Saïd Ramadan, gendre d'Hassan Al-Banna, fondateur de la Confrérie, est accueilli avec sa famille au titre de réfugié à Genève. C’est lui qui enclenche ce mouvement en Europe par la création de deux centres, l'un à Genève (dirigé aujourd'hui par son fils Hani), l'autre à Munich.

Cette idéologie antidémocratique et viscéralement anti occidentale se répandra de manière incroyable, sans que les autorités européennes ne tentent quoi que ce soit pour neutraliser ses promoteurs. Les gouvernements acceptent au contraire que les Frères musulmans gèrent des centaines de mosquées, quelque 500 en France, par exemple. Elle est souvent liée au wahhabisme.

Ghiringhelli cite de multiples références, dont «Le caissier de Saddam» de Paolo Fusi (en italien, 2003), «La conquête de l'Occident» de Sylvain Besson (2005), «La conquête de l’Europe par les Frères musulmans» de Lorenzo Vidino (2005, site du Middle East Forum) et «Comment une mosquée pour anciens nazis est devenue le centre de l'islam radical», par Ian Johnson Wall Street Journal, 2005. Une version française de ces deux derniers textes est publiée sur www.ilguastafeste.ch.

Youssef Nada déclare le 3 décembre 2005 au Corriere del Ticino à propos de la Fraternité musulmane: «Je n'ai jamais nié faire partie de cette organisation. J’ai été chargé de leurs contacts politiques internationaux pendant 25 ans, jusqu'en 2001. Et ce fut pour moi un honneur.»

Les socialistes venus en janvier dernier écouter ce qu'ils ont envie d’entendre à la CIT.
A droite, avant-dernier, Ghaleb Himmat à côté de l'imposant imam Al Araby.

Une toile d'araignée islamiste en l'Europe

De 1973 à 2002, Himmat est président de l’Islamische Gesellschaft in Deutschland (IGD), branche principale des Frères musulmans en Allemagne. Cette association fondée en 1958 par Saïd Ramadan est devenue la pierre angulaire de tout un réseau d'organisations en Europe. La famille de Ghaleb Himmat y joue encore un rôle important. Sa fille Hud, a été vice-présidente du Forum de la jeunesse et des organisations d'étudiants islamiques basé à Bruxelles. Son fils, Youssef, en est le président actuel.

Johnson relate en 2005 dans le Wall Street Journal que Himmat lui a déclaré dans un entretien téléphonique: «Si les Frères musulmans me considèrent comme l'un d'eux, c’est un honneur, ils ne sont pas violents, ils sont pour le dialogue interreligieux et sont actifs pour la liberté.»

Après le 11 Septembre, le Conseil de sécurité de l’ONU a placé Himmat et Nada sur une liste noire de personnes soupçonnées de financement du terrorisme palestinien et d'al-Qaïda par le biais de la banque Al-Taqwa.
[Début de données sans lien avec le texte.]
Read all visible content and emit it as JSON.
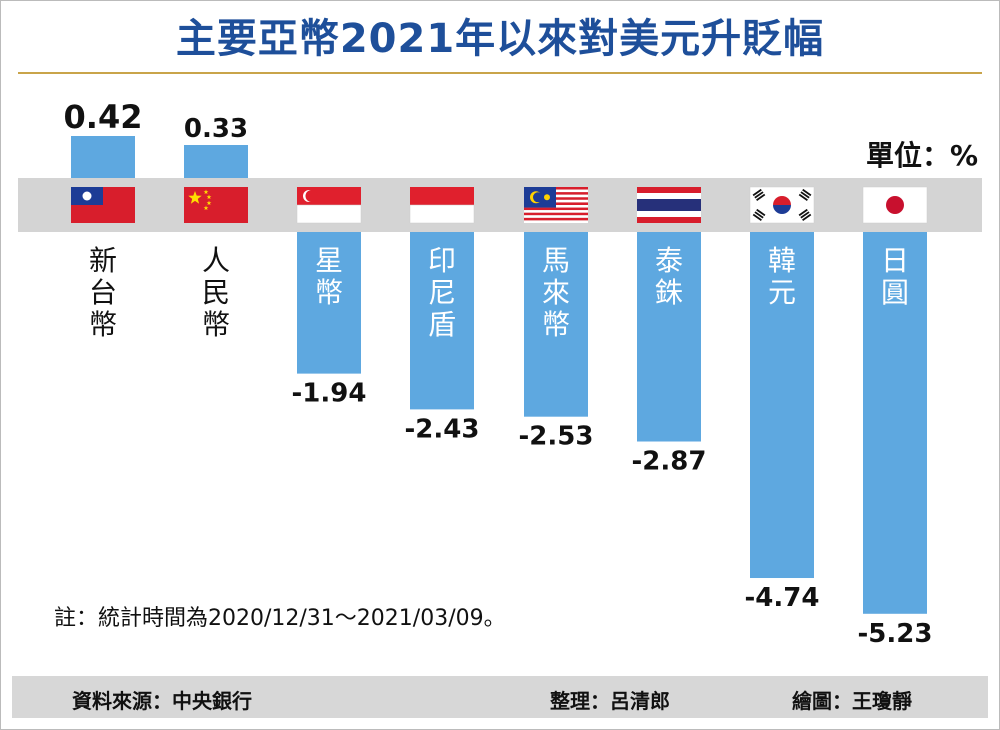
{
  "title": "主要亞幣2021年以來對美元升貶幅",
  "unit": "單位：%",
  "note": "註：統計時間為2020/12/31～2021/03/09。",
  "footer": {
    "source": "資料來源：中央銀行",
    "editor": "整理：呂清郎",
    "chart_by": "繪圖：王瓊靜"
  },
  "colors": {
    "bar": "#5ea8e0",
    "band": "#d4d4d4",
    "title": "#1e4f9a",
    "rule": "#c9a44a"
  },
  "chart_data": {
    "type": "bar",
    "categories": [
      "新台幣",
      "人民幣",
      "星幣",
      "印尼盾",
      "馬來幣",
      "泰銖",
      "韓元",
      "日圓"
    ],
    "values": [
      0.42,
      0.33,
      -1.94,
      -2.43,
      -2.53,
      -2.87,
      -4.74,
      -5.23
    ],
    "value_labels": [
      "0.42",
      "0.33",
      "-1.94",
      "-2.43",
      "-2.53",
      "-2.87",
      "-4.74",
      "-5.23"
    ],
    "flags": [
      "taiwan-flag",
      "china-flag",
      "singapore-flag",
      "indonesia-flag",
      "malaysia-flag",
      "thailand-flag",
      "korea-flag",
      "japan-flag"
    ],
    "ylabel": "單位：%",
    "title": "主要亞幣2021年以來對美元升貶幅"
  }
}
Ils en ont été retirés quelques années après, mais le Département du Trésor américain n’a fait de même qu’en février dernier.
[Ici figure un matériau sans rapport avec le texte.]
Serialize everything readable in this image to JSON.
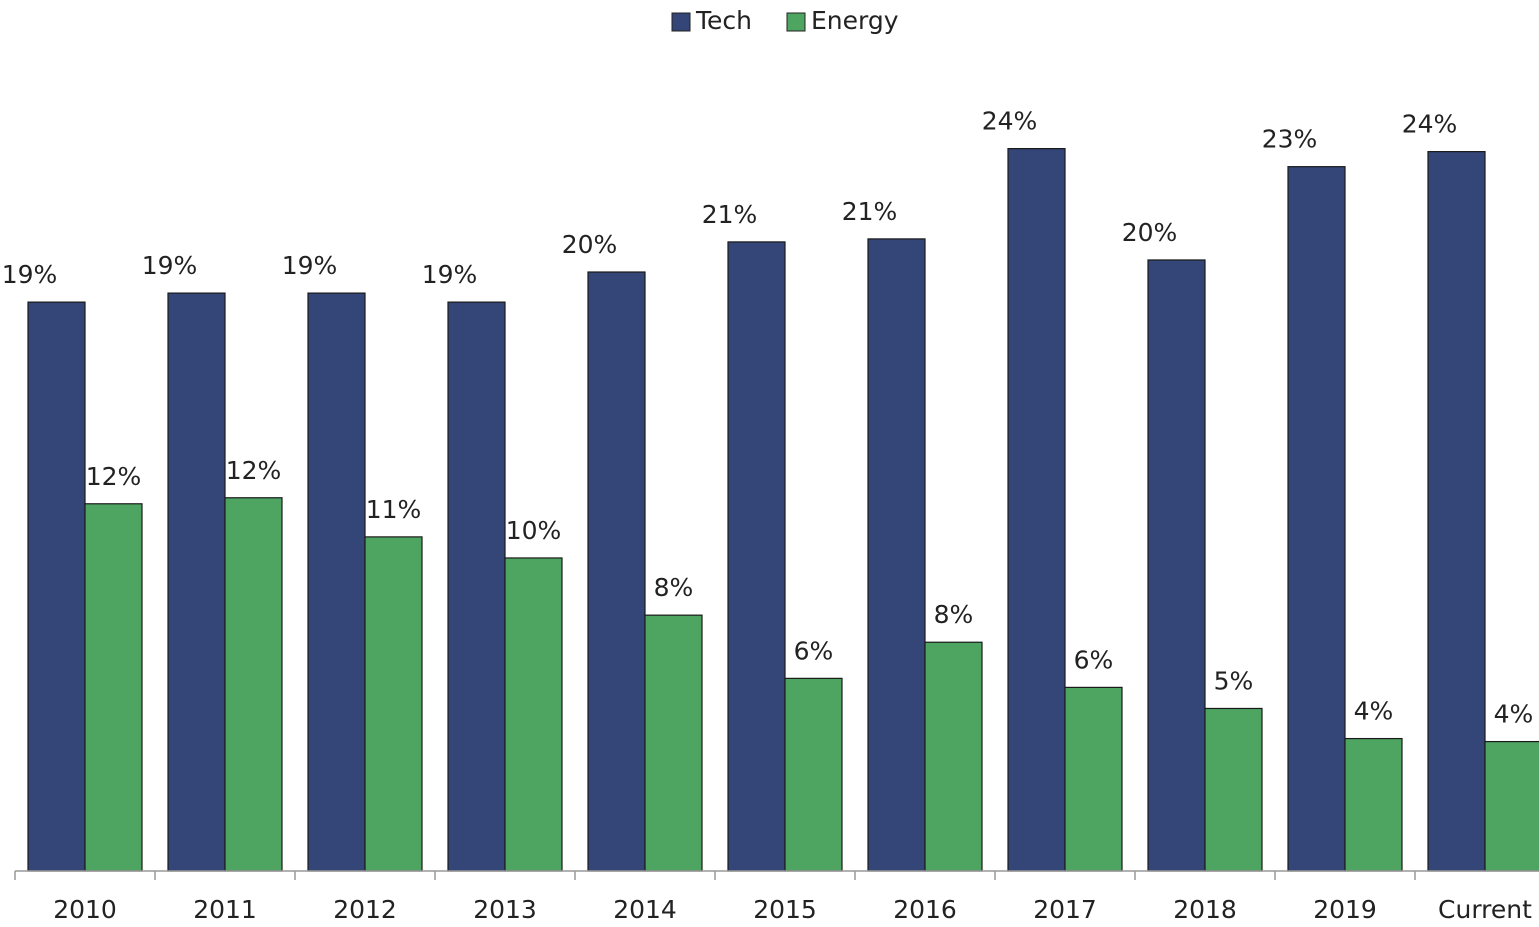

Suite à cette mise à l’index, Himmat démissionne de la Communauté islamique d'Allemagne en 2002. La Suisse lui tend les bras: en 2004, il devient président de la Communauté islamique du Tessin et l'est toujours.

Toutes les informations à son propos sont publiques et accessibles…
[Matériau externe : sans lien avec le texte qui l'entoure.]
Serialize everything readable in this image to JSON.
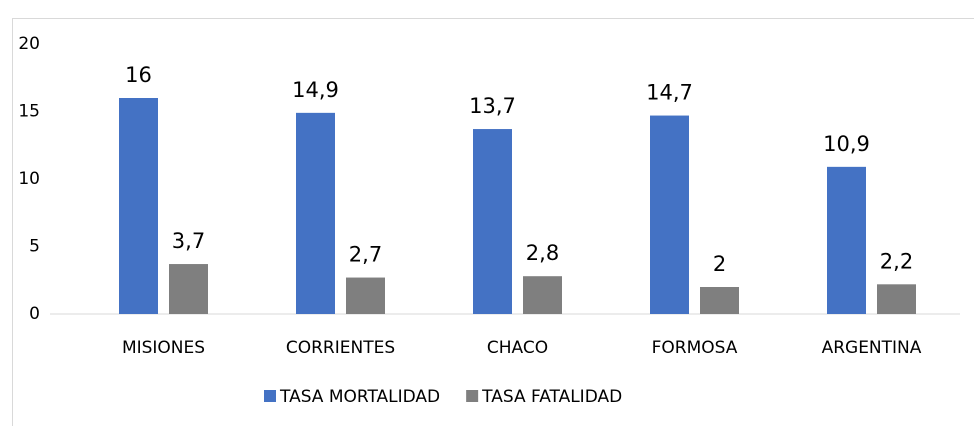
{
  "chart_data": {
    "type": "bar",
    "categories": [
      "MISIONES",
      "CORRIENTES",
      "CHACO",
      "FORMOSA",
      "ARGENTINA"
    ],
    "series": [
      {
        "name": "TASA MORTALIDAD",
        "color": "#4472c4",
        "values": [
          16,
          14.9,
          13.7,
          14.7,
          10.9
        ],
        "value_labels": [
          "16",
          "14,9",
          "13,7",
          "14,7",
          "10,9"
        ]
      },
      {
        "name": "TASA FATALIDAD",
        "color": "#7f7f7f",
        "values": [
          3.7,
          2.7,
          2.8,
          2,
          2.2
        ],
        "value_labels": [
          "3,7",
          "2,7",
          "2,8",
          "2",
          "2,2"
        ]
      }
    ],
    "ylim": [
      0,
      20
    ],
    "yticks": [
      0,
      5,
      10,
      15,
      20
    ],
    "grid": false,
    "legend": "bottom"
  }
}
Renseignements? Police? Politiciens ? Personne ne cille. Ou personne ne lit. Ou tout le monde s'en fiche. Trop occupés par leterrorisme-qui-n’a-rien-voir-avec-lislam.

Mohamed Karmous, dont j'ai dessiné le parcours, est entré en même temps que Himmat à la direction de la CIT. Il a créé une douzaine d'organisations islamiques dans notre pays, dont la Ligue des musulmans de Suisse à Neuchâtel. Elle se dit en 2007 membre de l'Union des organisations islamiques en Europe (UOIE) située dans l’orbite des Frères musulmans.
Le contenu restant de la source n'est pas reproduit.